Indeed, one of the reassuring aspects of WCRF’s latest report, and its Cancer Prevention Recommendations, is that it tends to focus on promoting a healthy diet as a whole rather than on individual foods or food parts. This is easier to understand and more easily achievable in the long term.
Facilitating the people I work with and their carers to make informed decisions about their own care can be very empowering. The next stage to my interventions can often be facilitating people to set their own personal goals for behaviour change. They may highlight the need for a change in eating habits, or activity patterns or managing stress. I’m always very mindful of the difficulty in changing our behaviours and that sustaining change can be even harder.
Small, positive changes
I tend to focus on making small changes that are positive. This could mean things like increasing how many plant foods (fruits, vegetables, pulses) people eat, in line with WCRF’s Recommendations, and gradually increasing physical activity that a person will enjoy. When I work with people in this way, I find that resources such as WCRF’s 5 simple steps to a healthier you and 10 ways to protect yourself against cancer booklets are really helpful. They are accessibly written, quite visual, and contain educational and motivational elements. They also contain motivational tools to help sustain increased physical activity, such as an activity diary. Exercise is medicine and this applies for people trying to prevent cancer, for people going through their cancer treatments and for people trying to recover from their cancer.
We usually explore realistic goals that, when achieved, can help build a person’s self-confidence and self-efficacy (a belief that you can succeed). In doing so, WCRF’s Healthy new you planner is often helpful. It really is a one-stop shop, full of evidence-based information to help prevent cancer and other chronic disease in an easy to read and use format. It takes you, step by step, through making positive changes to lifestyle factors like diet and activity, and uses motivational tools like goal setting and journalling that can help you to achieve your desired goals and sustain those changes.
Range of resources
All these positive achievements can lead to substantial and sustainable changes to the behaviour they may be trying to manage, and I’d certainly encourage fellow health professionals and people interested in living healthily to explore WCRF’s range of online resources – educational information, recipes and behavioural change tools. You can order hard copies or download PDF versions for free, which helps us cater for how patients like to receive their information.
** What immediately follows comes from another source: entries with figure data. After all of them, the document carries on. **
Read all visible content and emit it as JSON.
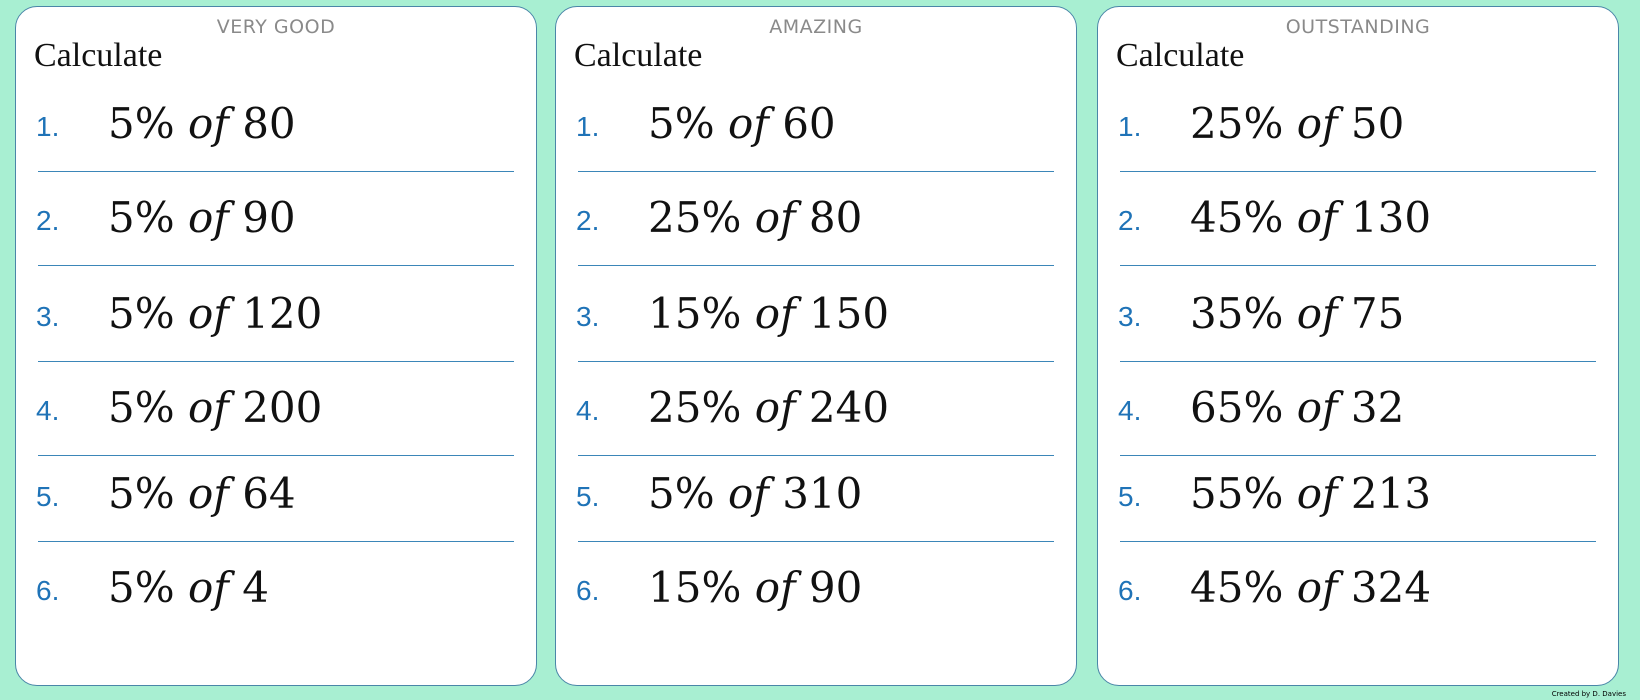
{
  "cards": [
    {
      "heading": "VERY GOOD",
      "instruction": "Calculate",
      "questions": [
        {
          "num": "1.",
          "pct": "5%",
          "of": "of",
          "n": "80"
        },
        {
          "num": "2.",
          "pct": "5%",
          "of": "of",
          "n": "90"
        },
        {
          "num": "3.",
          "pct": "5%",
          "of": "of",
          "n": "120"
        },
        {
          "num": "4.",
          "pct": "5%",
          "of": "of",
          "n": "200"
        },
        {
          "num": "5.",
          "pct": "5%",
          "of": "of",
          "n": "64"
        },
        {
          "num": "6.",
          "pct": "5%",
          "of": "of",
          "n": "4"
        }
      ]
    },
    {
      "heading": "AMAZING",
      "instruction": "Calculate",
      "questions": [
        {
          "num": "1.",
          "pct": "5%",
          "of": "of",
          "n": "60"
        },
        {
          "num": "2.",
          "pct": "25%",
          "of": "of",
          "n": "80"
        },
        {
          "num": "3.",
          "pct": "15%",
          "of": "of",
          "n": "150"
        },
        {
          "num": "4.",
          "pct": "25%",
          "of": "of",
          "n": "240"
        },
        {
          "num": "5.",
          "pct": "5%",
          "of": "of",
          "n": "310"
        },
        {
          "num": "6.",
          "pct": "15%",
          "of": "of",
          "n": "90"
        }
      ]
    },
    {
      "heading": "OUTSTANDING",
      "instruction": "Calculate",
      "questions": [
        {
          "num": "1.",
          "pct": "25%",
          "of": "of",
          "n": "50"
        },
        {
          "num": "2.",
          "pct": "45%",
          "of": "of",
          "n": "130"
        },
        {
          "num": "3.",
          "pct": "35%",
          "of": "of",
          "n": "75"
        },
        {
          "num": "4.",
          "pct": "65%",
          "of": "of",
          "n": "32"
        },
        {
          "num": "5.",
          "pct": "55%",
          "of": "of",
          "n": "213"
        },
        {
          "num": "6.",
          "pct": "45%",
          "of": "of",
          "n": "324"
        }
      ]
    }
  ],
  "credit": "Created by D. Davies"
}
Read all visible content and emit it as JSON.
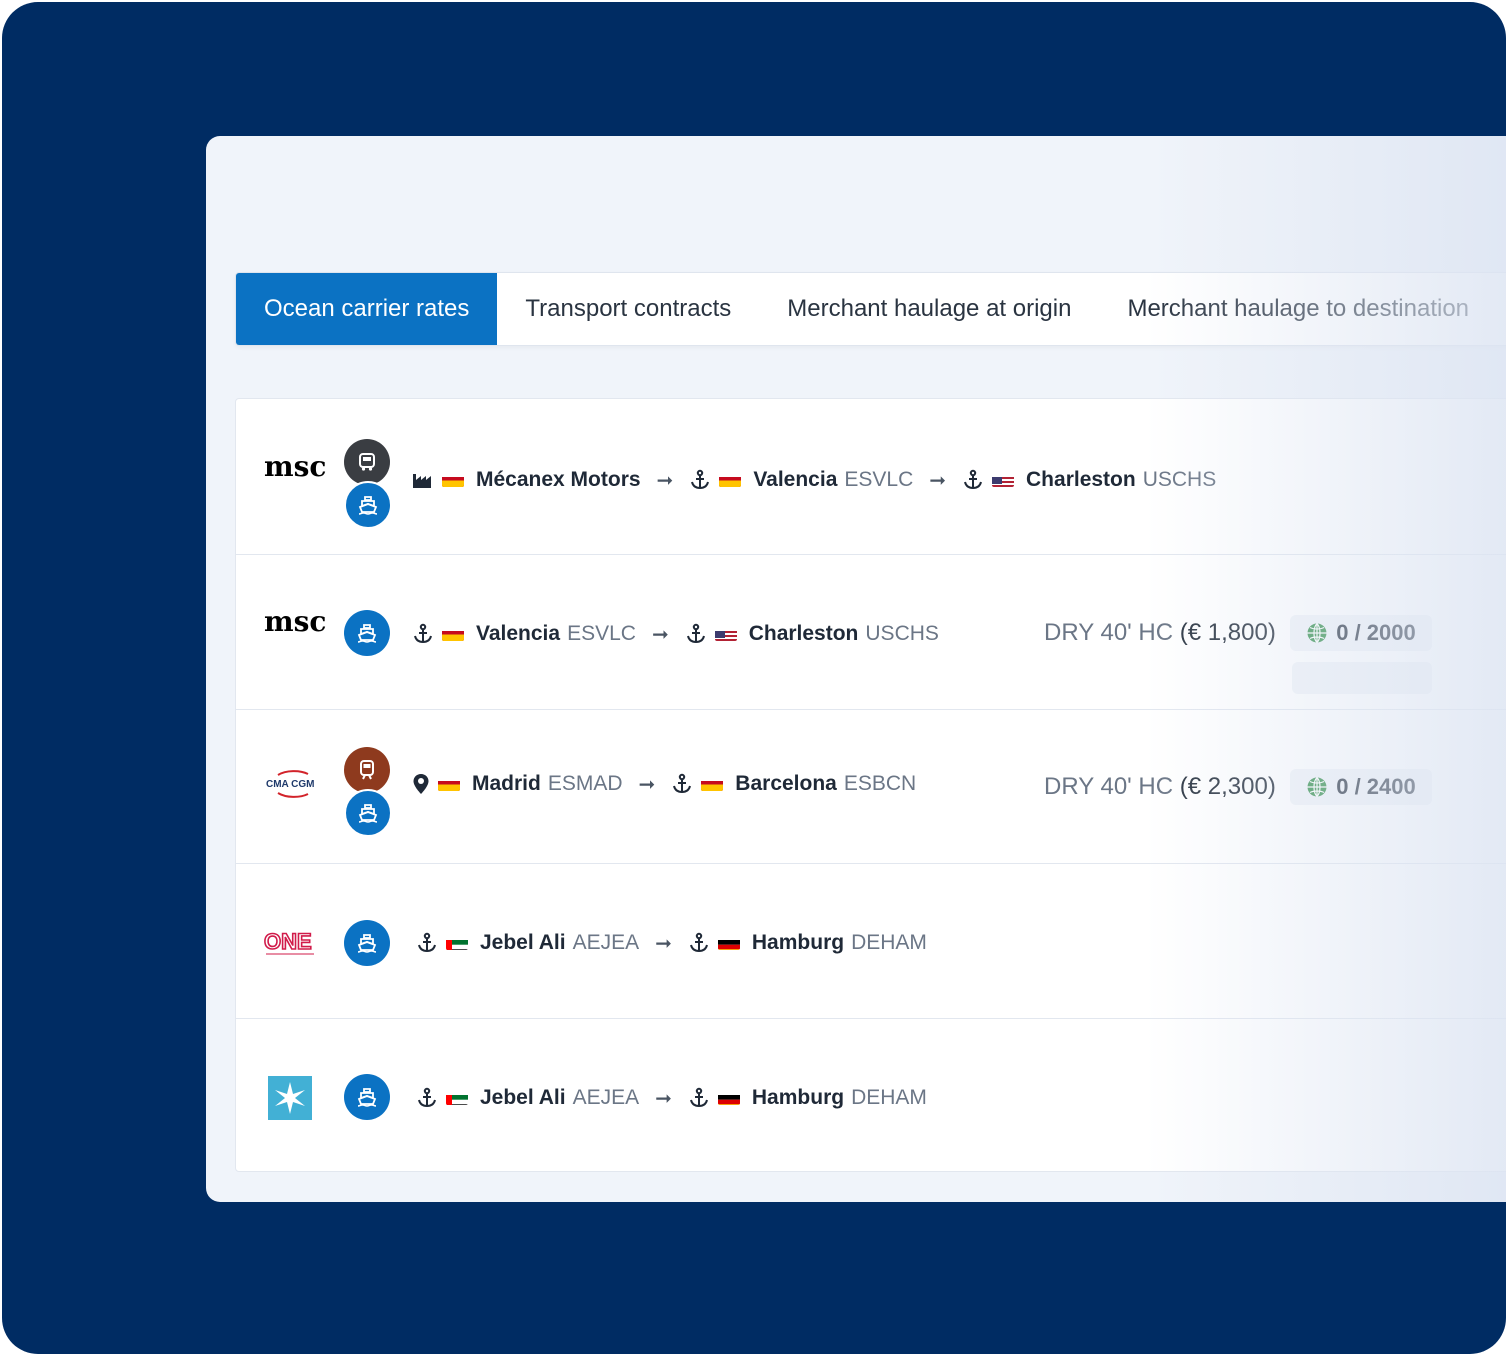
{
  "tabs": [
    {
      "label": "Ocean carrier rates",
      "active": true
    },
    {
      "label": "Transport contracts",
      "active": false
    },
    {
      "label": "Merchant haulage at origin",
      "active": false
    },
    {
      "label": "Merchant haulage to destination",
      "active": false
    }
  ],
  "rows": [
    {
      "carrier": "msc",
      "modes": [
        "truck-icon",
        "ship-icon"
      ],
      "origin": {
        "icon": "factory-icon",
        "flag": "es",
        "name": "Mécanex Motors",
        "code": ""
      },
      "via": {
        "icon": "anchor-icon",
        "flag": "es",
        "name": "Valencia",
        "code": "ESVLC"
      },
      "destination": {
        "icon": "anchor-icon",
        "flag": "us",
        "name": "Charleston",
        "code": "USCHS"
      }
    },
    {
      "carrier": "msc",
      "modes": [
        "ship-icon"
      ],
      "origin": {
        "icon": "anchor-icon",
        "flag": "es",
        "name": "Valencia",
        "code": "ESVLC"
      },
      "destination": {
        "icon": "anchor-icon",
        "flag": "us",
        "name": "Charleston",
        "code": "USCHS"
      },
      "equipment": "DRY 40' HC",
      "price": "(€ 1,800)",
      "allocation": "0 / 2000"
    },
    {
      "carrier": "cma-cgm",
      "modes": [
        "train-icon",
        "ship-icon"
      ],
      "origin": {
        "icon": "pin-icon",
        "flag": "es",
        "name": "Madrid",
        "code": "ESMAD"
      },
      "destination": {
        "icon": "anchor-icon",
        "flag": "es",
        "name": "Barcelona",
        "code": "ESBCN"
      },
      "equipment": "DRY 40' HC",
      "price": "(€ 2,300)",
      "allocation": "0 / 2400"
    },
    {
      "carrier": "one",
      "modes": [
        "ship-icon"
      ],
      "origin": {
        "icon": "anchor-icon",
        "flag": "ae",
        "name": "Jebel Ali",
        "code": "AEJEA"
      },
      "destination": {
        "icon": "anchor-icon",
        "flag": "de",
        "name": "Hamburg",
        "code": "DEHAM"
      }
    },
    {
      "carrier": "maersk",
      "modes": [
        "ship-icon"
      ],
      "origin": {
        "icon": "anchor-icon",
        "flag": "ae",
        "name": "Jebel Ali",
        "code": "AEJEA"
      },
      "destination": {
        "icon": "anchor-icon",
        "flag": "de",
        "name": "Hamburg",
        "code": "DEHAM"
      }
    }
  ],
  "logos": {
    "msc": "msc",
    "cma": "CMA CGM",
    "one": "ONE"
  },
  "colors": {
    "background": "#002c63",
    "accent": "#0b72c3",
    "truck_badge": "#3a3d42",
    "train_badge": "#8e3a1e"
  }
}
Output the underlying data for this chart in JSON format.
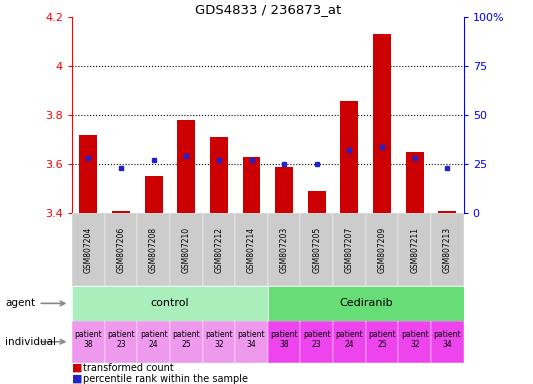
{
  "title": "GDS4833 / 236873_at",
  "samples": [
    "GSM807204",
    "GSM807206",
    "GSM807208",
    "GSM807210",
    "GSM807212",
    "GSM807214",
    "GSM807203",
    "GSM807205",
    "GSM807207",
    "GSM807209",
    "GSM807211",
    "GSM807213"
  ],
  "transformed_count": [
    3.72,
    3.41,
    3.55,
    3.78,
    3.71,
    3.63,
    3.59,
    3.49,
    3.86,
    4.13,
    3.65,
    3.41
  ],
  "percentile_rank": [
    28,
    23,
    27,
    29,
    27,
    27,
    25,
    25,
    32,
    34,
    28,
    23
  ],
  "ymin": 3.4,
  "ymax": 4.2,
  "y_ticks": [
    3.4,
    3.6,
    3.8,
    4.0,
    4.2
  ],
  "y_tick_labels": [
    "3.4",
    "3.6",
    "3.8",
    "4",
    "4.2"
  ],
  "y2min": 0,
  "y2max": 100,
  "y2_ticks": [
    0,
    25,
    50,
    75,
    100
  ],
  "y2_tick_labels": [
    "0",
    "25",
    "50",
    "75",
    "100%"
  ],
  "dotted_lines": [
    3.6,
    3.8,
    4.0
  ],
  "control_group": [
    0,
    1,
    2,
    3,
    4,
    5
  ],
  "cediranib_group": [
    6,
    7,
    8,
    9,
    10,
    11
  ],
  "agent_control_label": "control",
  "agent_cediranib_label": "Cediranib",
  "individuals": [
    "patient\n38",
    "patient\n23",
    "patient\n24",
    "patient\n25",
    "patient\n32",
    "patient\n34",
    "patient\n38",
    "patient\n23",
    "patient\n24",
    "patient\n25",
    "patient\n32",
    "patient\n34"
  ],
  "bar_color": "#cc0000",
  "dot_color": "#2222cc",
  "bar_width": 0.55,
  "sample_bg_color": "#cccccc",
  "control_bg_color": "#aaeebb",
  "cediranib_bg_color": "#66dd77",
  "individual_control_bg": "#ee99ee",
  "individual_cediranib_bg": "#ee44ee",
  "legend_bar_label": "transformed count",
  "legend_dot_label": "percentile rank within the sample",
  "fig_width": 5.33,
  "fig_height": 3.84,
  "fig_dpi": 100
}
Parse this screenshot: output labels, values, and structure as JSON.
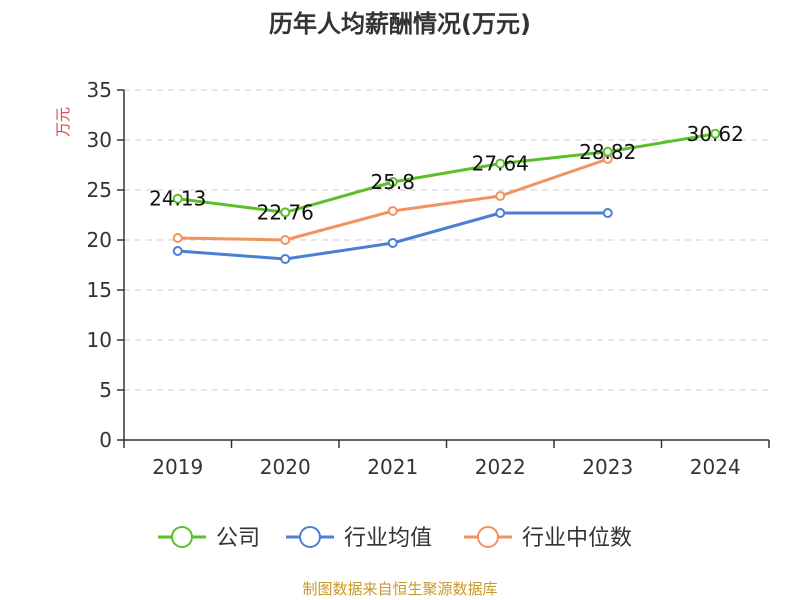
{
  "chart_data": {
    "type": "line",
    "title": "历年人均薪酬情况(万元)",
    "ylabel": "万元",
    "xlabel": "",
    "categories": [
      "2019",
      "2020",
      "2021",
      "2022",
      "2023",
      "2024"
    ],
    "ylim": [
      0,
      35
    ],
    "yticks": [
      0,
      5,
      10,
      15,
      20,
      25,
      30,
      35
    ],
    "grid": true,
    "legend_position": "bottom",
    "series": [
      {
        "name": "公司",
        "color": "#5cbf2a",
        "values": [
          24.13,
          22.76,
          25.8,
          27.64,
          28.82,
          30.62
        ],
        "labels": [
          "24.13",
          "22.76",
          "25.8",
          "27.64",
          "28.82",
          "30.62"
        ]
      },
      {
        "name": "行业均值",
        "color": "#4a7fd4",
        "values": [
          18.9,
          18.1,
          19.7,
          22.7,
          22.7,
          null
        ]
      },
      {
        "name": "行业中位数",
        "color": "#f39261",
        "values": [
          20.2,
          20.0,
          22.9,
          24.4,
          28.1,
          null
        ]
      }
    ],
    "source": "制图数据来自恒生聚源数据库"
  }
}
I know WCRF will be continuously developing new tools and helpful cancer prevention interventions, to support people with cancer through their journey and to support survivors in their quest to prevent cancer reoccurring. This is very exciting – in the hospital where I work, we're already using WCRF’s booklets on the breast cancer survivorship programmes I’m involved in and on the new Get Active Programme for Men with Prostate or Bowel Cancer being run by a charity I volunteer with, Cork ARC Cancer Support House, in partnership with the Mardyke Arena Health and Leisure Centre in Cork.